One of the primary themes of Naked is the failure of human beings to connect, of a basic, almost primal, behaviour based on selfishness. All of the characters presented are locked in their realm of despair and loneliness. Naked portrays a truly lonely planet. Even Louise, the only person in the movie with the capacity for unconditional love is abandoned. Sandra is neurotic, Sophie is pathetic, and Jeremy is evil. Johnny is not quite the anti-hero, more the tortured protagonist, capable of abject antagonism, yet is oddly, grotesquely fascinating, as a result of his searing intelligence and acidic wit.
Leigh’s cinematographer Dick Pope shoots the city in a cold, grim palette, and the characters are dressed in dark hues. A memorable image from the movie that sums up its dysfunctional themes and intent is that of Sophie in black bra and panties straddling Jeremy in black jockeys, hands behind his head, a smug expression on his face, she whipping her long dark hair against his body like a cat o’ nine tails, moaning in submission. It’s both funny and depressing at the same time.

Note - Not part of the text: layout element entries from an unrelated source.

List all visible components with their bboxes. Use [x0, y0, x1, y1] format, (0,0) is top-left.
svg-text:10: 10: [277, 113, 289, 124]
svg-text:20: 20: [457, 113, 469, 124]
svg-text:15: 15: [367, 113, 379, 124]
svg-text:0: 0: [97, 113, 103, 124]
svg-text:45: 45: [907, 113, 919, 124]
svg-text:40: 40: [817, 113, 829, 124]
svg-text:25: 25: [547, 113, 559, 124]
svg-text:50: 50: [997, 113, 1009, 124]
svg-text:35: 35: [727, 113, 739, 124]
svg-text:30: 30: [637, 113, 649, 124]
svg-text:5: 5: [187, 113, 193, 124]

Naked takes no prisoners, makes no concessions, offers no explanations, leaves no excuses. It is a nightmare torn apart to expose the broken dreams of the emotionally fragile and frail. Johnny is an opportunist whose abhorrent behaviour is born from desperation, while Jeremy is a scheming manipulator whose aberrant actions are born from wickedness. I like to imagine a Biblical perspective to the narrative suggesting that Johnny and Jeremy have been kicked out of heaven, holding contempt for God and all of His creation, humankind, but especially women. Jeremy is a demon, Johnny is a fallen angel. Both are in purgatory.

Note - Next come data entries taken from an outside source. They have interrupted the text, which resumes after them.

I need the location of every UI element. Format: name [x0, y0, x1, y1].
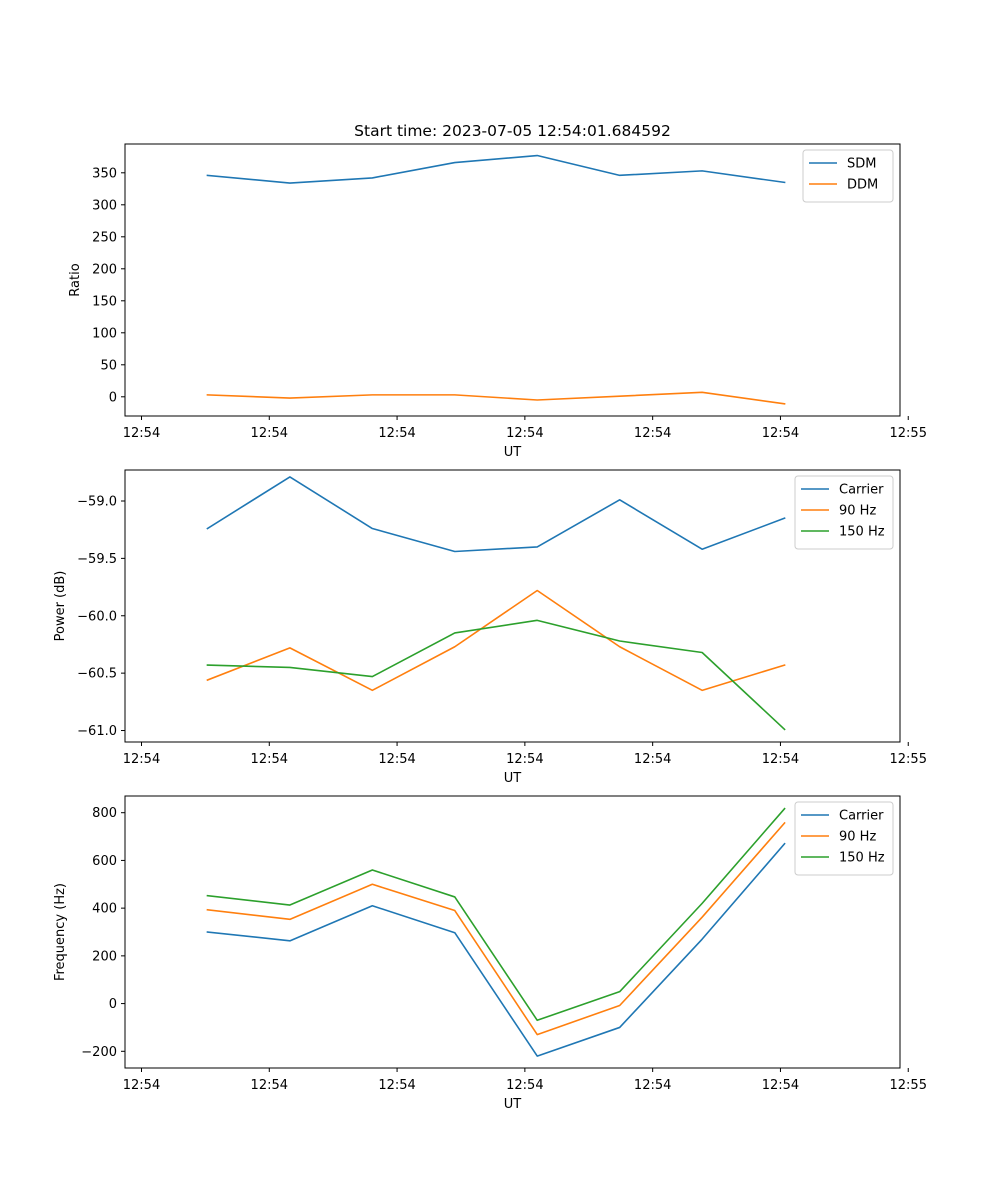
- series-line-sdm: [206, 154, 786, 184]
- x-tick-label: 12:54: [251, 1078, 288, 1093]
- legend: Carrier 90 Hz 150 Hz: [794, 801, 894, 876]
- legend-label: 150 Hz: [839, 851, 885, 866]
- x-tick-label: 12:54: [634, 1078, 671, 1093]
- axes-frame: [124, 795, 901, 1069]
- y-tick-label: 350: [92, 166, 117, 181]
- y-tick-label: 250: [92, 230, 117, 245]
- subplot-3: 12:54 12:54 12:54 12:54 12:54 12:54 12:55 −200 0…: [53, 795, 927, 1112]
- x-tick-label: 12:54: [251, 426, 288, 441]
- y-tick-label: −200: [81, 1045, 117, 1060]
- legend: SDM DDM: [802, 149, 894, 203]
- y-axis-label: Power (dB): [53, 571, 68, 642]
- legend-label: 90 Hz: [839, 504, 876, 519]
- x-tick-label: 12:54: [762, 752, 799, 767]
- x-tick-label: 12:54: [378, 426, 415, 441]
- y-tick-label: −59.0: [77, 494, 117, 509]
- x-tick-label: 12:55: [890, 1078, 927, 1093]
- x-axis-label: UT: [504, 445, 522, 460]
- y-axis-label: Ratio: [68, 263, 83, 296]
- y-tick-label: 0: [109, 390, 117, 405]
- x-tick-label: 12:54: [762, 1078, 799, 1093]
- series-line-150-hz: [206, 619, 786, 731]
- series-line-90-hz: [206, 821, 786, 1036]
- series-line-carrier: [206, 842, 786, 1057]
- x-tick-label: 12:54: [506, 1078, 543, 1093]
- y-tick-label: 200: [92, 949, 117, 964]
- x-tick-label: 12:54: [123, 1078, 160, 1093]
- x-tick-label: 12:55: [890, 426, 927, 441]
- x-tick-label: 12:54: [762, 426, 799, 441]
- x-axis-label: UT: [504, 1097, 522, 1112]
- y-tick-label: −59.5: [77, 552, 117, 567]
- y-tick-label: −60.0: [77, 609, 117, 624]
- subplot-1: 12:54 12:54 12:54 12:54 12:54 12:54 12:55 0 50 10…: [68, 122, 927, 460]
- y-tick-label: 100: [92, 326, 117, 341]
- x-tick-label: 12:54: [506, 426, 543, 441]
- x-tick-label: 12:54: [378, 1078, 415, 1093]
- y-tick-label: 50: [100, 358, 117, 373]
- legend-label: 90 Hz: [839, 830, 876, 845]
- legend-label: SDM: [847, 157, 876, 172]
- axes-frame: [124, 469, 901, 743]
- x-axis-label: UT: [504, 771, 522, 786]
- series-line-carrier: [206, 476, 786, 553]
- legend-label: DDM: [847, 178, 878, 193]
- y-tick-label: 0: [109, 997, 117, 1012]
- legend-label: Carrier: [839, 809, 884, 824]
- y-tick-label: 150: [92, 294, 117, 309]
- y-tick-label: 300: [92, 198, 117, 213]
- series-line-90-hz: [206, 589, 786, 692]
- x-tick-label: 12:54: [123, 426, 160, 441]
- x-tick-label: 12:54: [251, 752, 288, 767]
- x-tick-label: 12:54: [378, 752, 415, 767]
- y-tick-label: 400: [92, 902, 117, 917]
- legend-label: 150 Hz: [839, 525, 885, 540]
- legend-label: Carrier: [839, 483, 884, 498]
- x-tick-label: 12:55: [890, 752, 927, 767]
- legend: Carrier 90 Hz 150 Hz: [794, 475, 894, 550]
- y-tick-label: 800: [92, 806, 117, 821]
- y-tick-label: −61.0: [77, 724, 117, 739]
- series-line-150-hz: [206, 807, 786, 1022]
- x-tick-label: 12:54: [506, 752, 543, 767]
- y-tick-label: 600: [92, 854, 117, 869]
- x-tick-label: 12:54: [634, 426, 671, 441]
- x-tick-label: 12:54: [123, 752, 160, 767]
- chart-title: Start time: 2023-07-05 12:54:01.684592: [354, 122, 671, 140]
- axes-frame: [124, 143, 901, 417]
- y-tick-label: −60.5: [77, 667, 117, 682]
- subplot-2: 12:54 12:54 12:54 12:54 12:54 12:54 12:55 −61.0…: [53, 469, 927, 786]
- y-tick-label: 200: [92, 262, 117, 277]
- y-axis-label: Frequency (Hz): [53, 883, 68, 981]
- series-line-ddm: [206, 391, 786, 405]
- x-tick-label: 12:54: [634, 752, 671, 767]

Naked is not a movie specifically about misogynist men, but a movie about the capacity men have for self-destruction and cruelty, and the women who allow these contemptuous creatures to enter their lives. Naked is a movie where optimism has been crucified and human frailty is abused.
Endlessly quotable, blackly funny, harsh, corrosive and deeply resonant; a movie that ages with the tannin of a fortified wine, yet retains the taste of the most bitter pill. A portrait of despair, a study of misanthropy, a disquieting glimmer of humankind’s perseverance in the face of moral decay and low-esteem, Naked is cinema’s quintessential suicidal cry for help. “Don’t waste your life.”
"Resolve is never stronger than in the morning after the night it was never weaker."